An educational event on Friday about Muhammad brought peace between the Muslim Student Association and Campus Atheists, Skeptics, and Humanists.
The Muslim Student Association organized the event in response to CASH’s “Everybody Draw Mohammed Day” on Sept. 27 as well as other recent controversy, including an anti-Islam film that sparked violent protests around the world.
University of Minnesota students and interested members of the public filled a Science Teaching and Student Services classroom for “Muhammad and His Place in Islam,” which aimed to educate people about the prophet Muhammad and the Islamic faith.

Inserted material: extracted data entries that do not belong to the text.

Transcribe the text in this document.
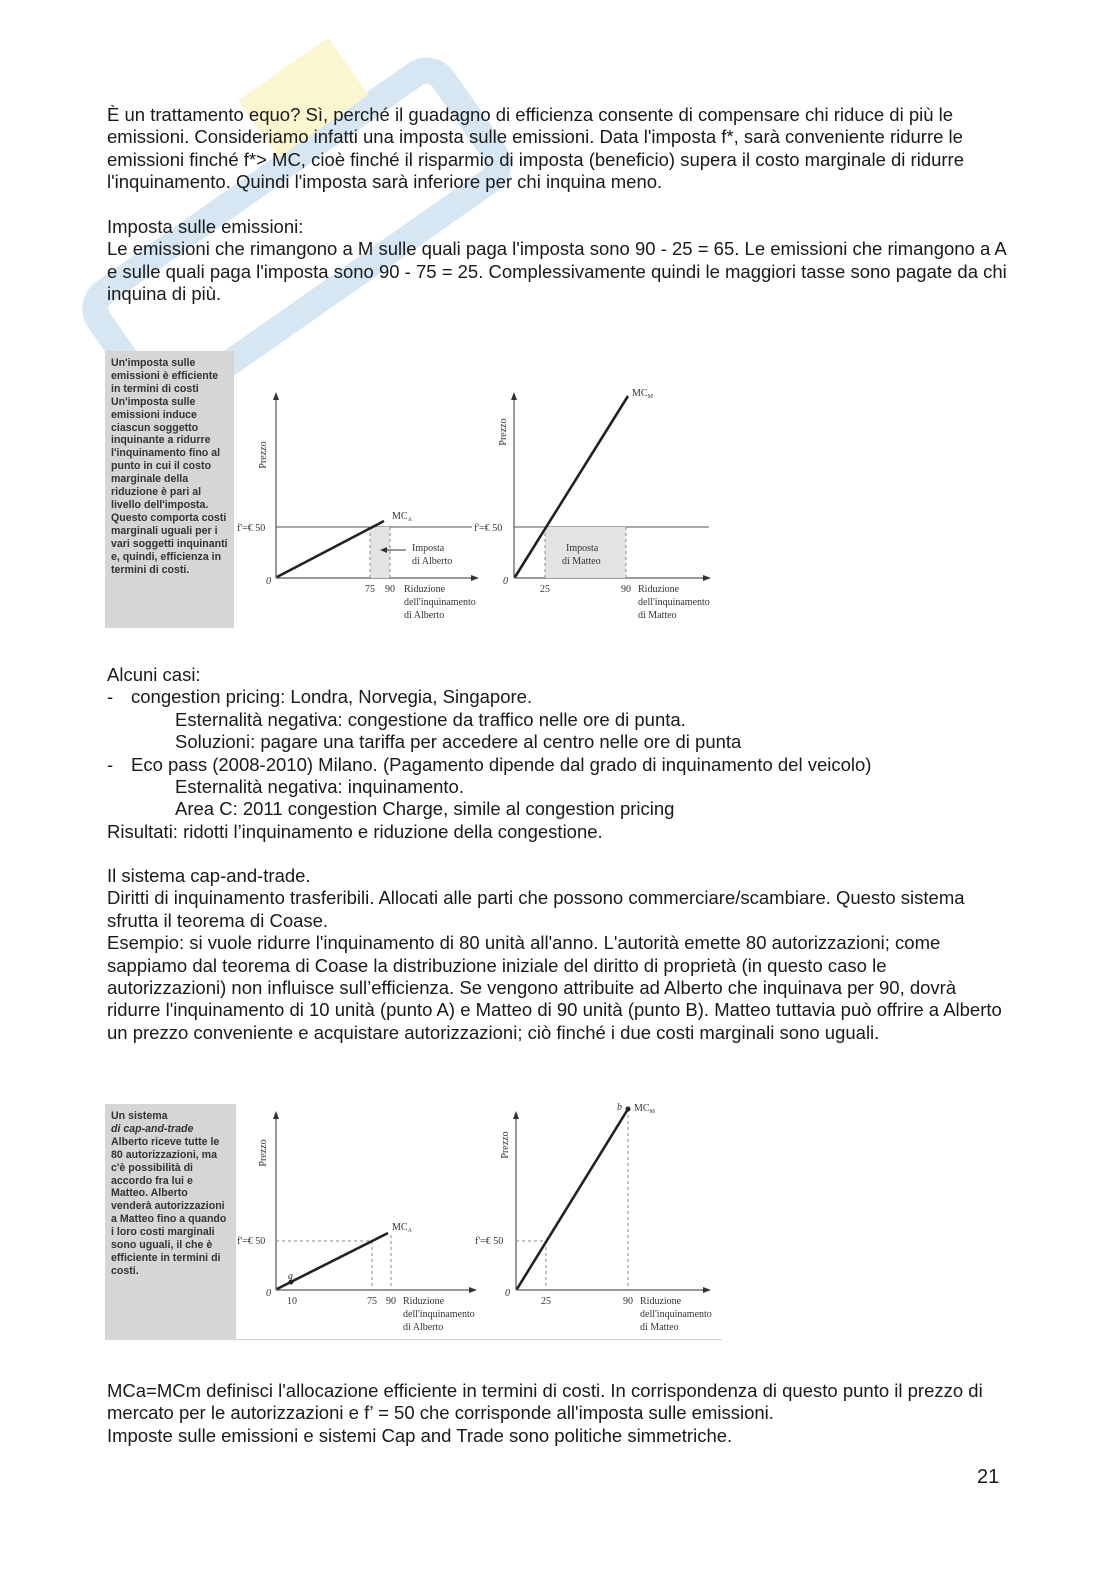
È un trattamento equo? Sì, perché il guadagno di efficienza consente di compensare chi riduce di più le emissioni. Consideriamo infatti una imposta sulle emissioni. Data l'imposta f*, sarà conveniente ridurre le emissioni finché f*> MC, cioè finché il risparmio di imposta (beneficio) supera il costo marginale di ridurre l'inquinamento. Quindi l'imposta sarà inferiore per chi inquina meno.

Imposta sulle emissioni:

Le emissioni che rimangono a M sulle quali paga l'imposta sono 90 - 25 = 65. Le emissioni che rimangono a A e sulle quali paga l'imposta sono 90 - 75 = 25. Complessivamente quindi le maggiori tasse sono pagate da chi inquina di più.

Un'imposta sulle emissioni è efficiente in termini di costi
Un'imposta sulle emissioni induce ciascun soggetto inquinante a ridurre l'inquinamento fino al punto in cui il costo marginale della riduzione è pari al livello dell'imposta. Questo comporta costi marginali uguali per i vari soggetti inquinanti e, quindi, efficienza in termini di costi.
Prezzo
$MC_A$
Imposta
di Alberto
f'=€ 50
0
75 90 Riduzione
dell'inquinamento
di Alberto
Prezzo
$MC_M$
Imposta
di Matteo
f'=€ 50
0
25	90 Riduzione
dell'inquinamento
di Matteo

Alcuni casi:

- congestion pricing: Londra, Norvegia, Singapore.

Esternalità negativa: congestione da traffico nelle ore di punta.

Soluzioni: pagare una tariffa per accedere al centro nelle ore di punta

- Eco pass (2008-2010) Milano. (Pagamento dipende dal grado di inquinamento del veicolo)

Esternalità negativa: inquinamento.

Area C: 2011 congestion Charge, simile al congestion pricing

Risultati: ridotti l’inquinamento e riduzione della congestione.

Il sistema cap-and-trade.

Diritti di inquinamento trasferibili. Allocati alle parti che possono commerciare/scambiare. Questo sistema sfrutta il teorema di Coase.

Esempio: si vuole ridurre l'inquinamento di 80 unità all'anno. L'autorità emette 80 autorizzazioni; come sappiamo dal teorema di Coase la distribuzione iniziale del diritto di proprietà (in questo caso le autorizzazioni) non influisce sull’efficienza. Se vengono attribuite ad Alberto che inquinava per 90, dovrà ridurre l'inquinamento di 10 unità (punto A) e Matteo di 90 unità (punto B). Matteo tuttavia può offrire a Alberto un prezzo conveniente e acquistare autorizzazioni; ciò finché i due costi marginali sono uguali.

Un sistema
di cap-and-trade
Alberto riceve tutte le 80 autorizzazioni, ma c'è possibilità di accordo fra lui e Matteo. Alberto venderà autorizzazioni a Matteo fino a quando i loro costi marginali sono uguali, il che è efficiente in termini di costi.
Prezzo
a
$MC_A$
f'=€ 50
0
10	75 90 Riduzione
dell'inquinamento
di Alberto
Prezzo
b $MC_M$
f'=€ 50
0
25	90 Riduzione
dell'inquinamento
di Matteo

MCa=MCm definisci l'allocazione efficiente in termini di costi. In corrispondenza di questo punto il prezzo di mercato per le autorizzazioni e f’ = 50 che corrisponde all'imposta sulle emissioni.

Imposte sulle emissioni e sistemi Cap and Trade sono politiche simmetriche.

21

Imam Youssef Soussi, who speaks to non-Muslims in Minnesota about understanding Islam, lectured the audience and led a question-and-answer session.
CASH’s event, held late last month, aimed to exercise freedom of speech by drawing pictures of Muhammad, an act that many Muslims find offensive.

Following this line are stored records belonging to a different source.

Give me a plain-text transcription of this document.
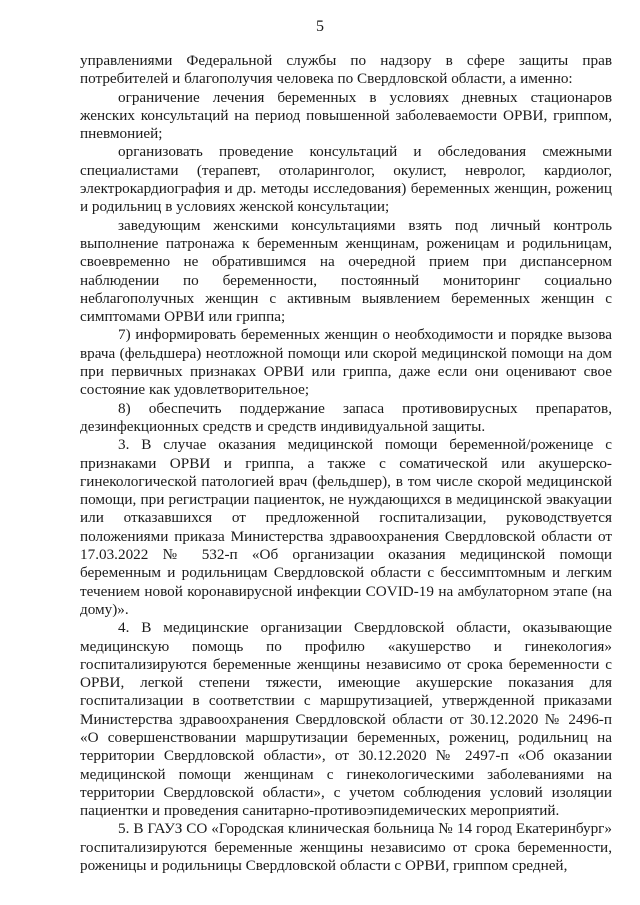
5

управлениями Федеральной службы по надзору в сфере защиты прав потребителей и благополучия человека по Свердловской области, а именно:

ограничение лечения беременных в условиях дневных стационаров женских консультаций на период повышенной заболеваемости ОРВИ, гриппом, пневмонией;

организовать проведение консультаций и обследования смежными специалистами (терапевт, отоларинголог, окулист, невролог, кардиолог, электрокардиография и др. методы исследования) беременных женщин, рожениц и родильниц в условиях женской консультации;

заведующим женскими консультациями взять под личный контроль выполнение патронажа к беременным женщинам, роженицам и родильницам, своевременно не обратившимся на очередной прием при диспансерном наблюдении по беременности, постоянный мониторинг социально неблагополучных женщин с активным выявлением беременных женщин с симптомами ОРВИ или гриппа;

7) информировать беременных женщин о необходимости и порядке вызова врача (фельдшера) неотложной помощи или скорой медицинской помощи на дом при первичных признаках ОРВИ или гриппа, даже если они оценивают свое состояние как удовлетворительное;

8) обеспечить поддержание запаса противовирусных препаратов, дезинфекционных средств и средств индивидуальной защиты.

3. В случае оказания медицинской помощи беременной/роженице с признаками ОРВИ и гриппа, а также с соматической или акушерско-гинекологической патологией врач (фельдшер), в том числе скорой медицинской помощи, при регистрации пациенток, не нуждающихся в медицинской эвакуации или отказавшихся от предложенной госпитализации, руководствуется положениями приказа Министерства здравоохранения Свердловской области от 17.03.2022 № 532-п «Об организации оказания медицинской помощи беременным и родильницам Свердловской области с бессимптомным и легким течением новой коронавирусной инфекции COVID-19 на амбулаторном этапе (на дому)».

4. В медицинские организации Свердловской области, оказывающие медицинскую помощь по профилю «акушерство и гинекология» госпитализируются беременные женщины независимо от срока беременности с ОРВИ, легкой степени тяжести, имеющие акушерские показания для госпитализации в соответствии с маршрутизацией, утвержденной приказами Министерства здравоохранения Свердловской области от 30.12.2020 № 2496-п «О совершенствовании маршрутизации беременных, рожениц, родильниц на территории Свердловской области», от 30.12.2020 № 2497-п «Об оказании медицинской помощи женщинам с гинекологическими заболеваниями на территории Свердловской области», с учетом соблюдения условий изоляции пациентки и проведения санитарно-противоэпидемических мероприятий.

5. В ГАУЗ СО «Городская клиническая больница № 14 город Екатеринбург» госпитализируются беременные женщины независимо от срока беременности, роженицы и родильницы Свердловской области с ОРВИ, гриппом средней,
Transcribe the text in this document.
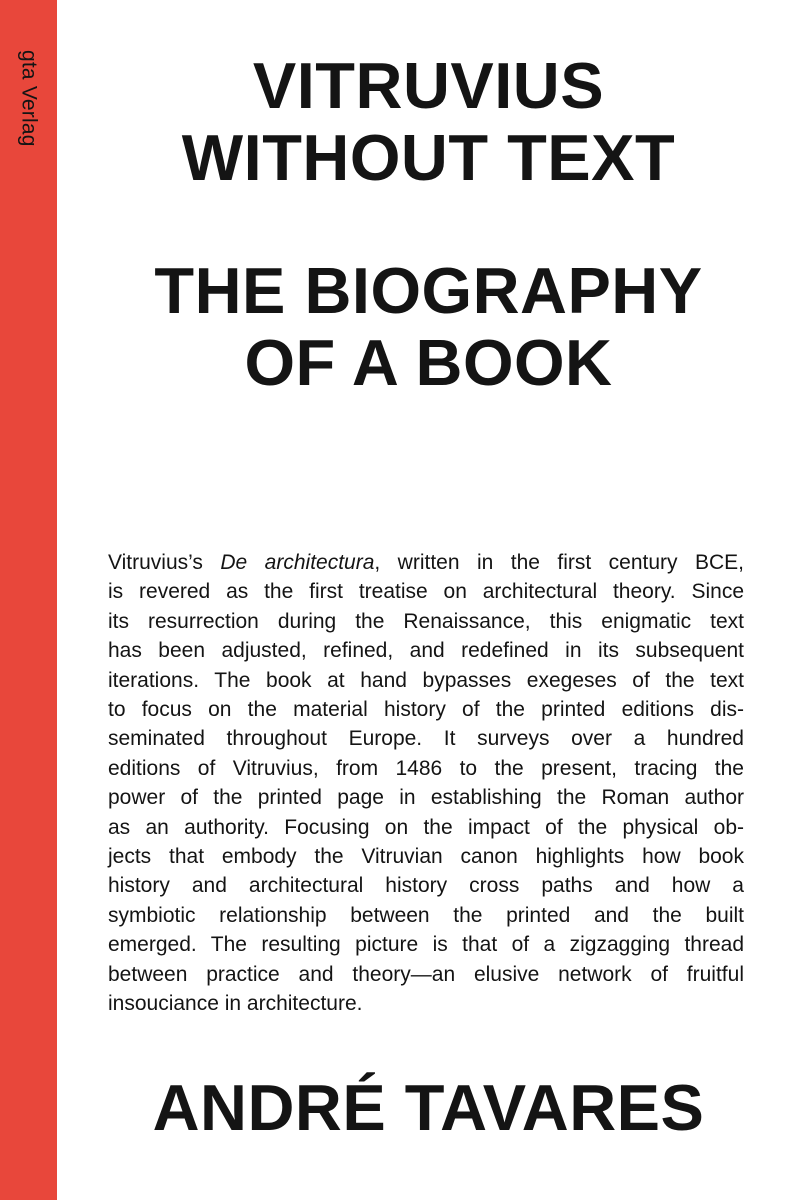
gta Verlag	VITRUVIUS
WITHOUT TEXT
THE BIOGRAPHY
OF A BOOK
Vitruvius’s De architectura, written in the first century BCE,
is revered as the first treatise on architectural theory. Since
its resurrection during the Renaissance, this enigmatic text
has been adjusted, refined, and redefined in its subsequent
iterations. The book at hand bypasses exegeses of the text
to focus on the material history of the printed editions dis-
seminated throughout Europe. It surveys over a hundred
editions of Vitruvius, from 1486 to the present, tracing the
power of the printed page in establishing the Roman author
as an authority. Focusing on the impact of the physical ob-
jects that embody the Vitruvian canon highlights how book
history and architectural history cross paths and how a
symbiotic relationship between the printed and the built
emerged. The resulting picture is that of a zigzagging thread
between practice and theory—an elusive network of fruitful
insouciance in architecture.
ANDRÉ TAVARES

“[Muhammad] is the dearest thing to our hearts. We love him more than anyone else,” Soussi said, calling the day of drawing “very immature.”
CASH members went to the lecture Friday night.
Joshua Brose, a co-chair of the group, said the intent of the drawings was not to spread hate toward Islam.
“I wish [Soussi] had clarified more about the event we had,” he said.
Muhidin Sheekh, an international business sophomore, said he was “disappointed” in CASH’s event but didn’t show his anger.
“[It’s] outside of my control,” he said.
Members of CASH met with the Muslim Student Association after the event. CASH co-chair Bryan Carver said the discussion went well, and the groups “came to a general understanding.”
Carver said that CASH “assured [the Muslim Student Association] that we meant no disrespect.”
Muslim Student Association president Azhar Abdusebur said they hoped to understand CASH’s motive with the event and open up a dialogue between the two groups.
Leaders of both the Muslim Student Association and CASH said they hope to work together on future events.
The groups “assured each other that there was minimal, if any, harm done,” Carver said.
Much of Soussi’s lecture focused on showing Muhammad’s virtues and “noble character” and explaining why Muslims react so strongly to negative portrayals of their prophet.
“It was really inspiring and helpful to enlighten us about [Islam],” Sheekh said.
Soussi charged the media with negatively influencing people’s view of Islam. He said the media has been doing a “prominent and diligent job” of giving Islam a negative public image.
“There is no room for any good Islam to be portrayed in the media,” he said. “It’s very rare to find Islam’s virtues on TV.”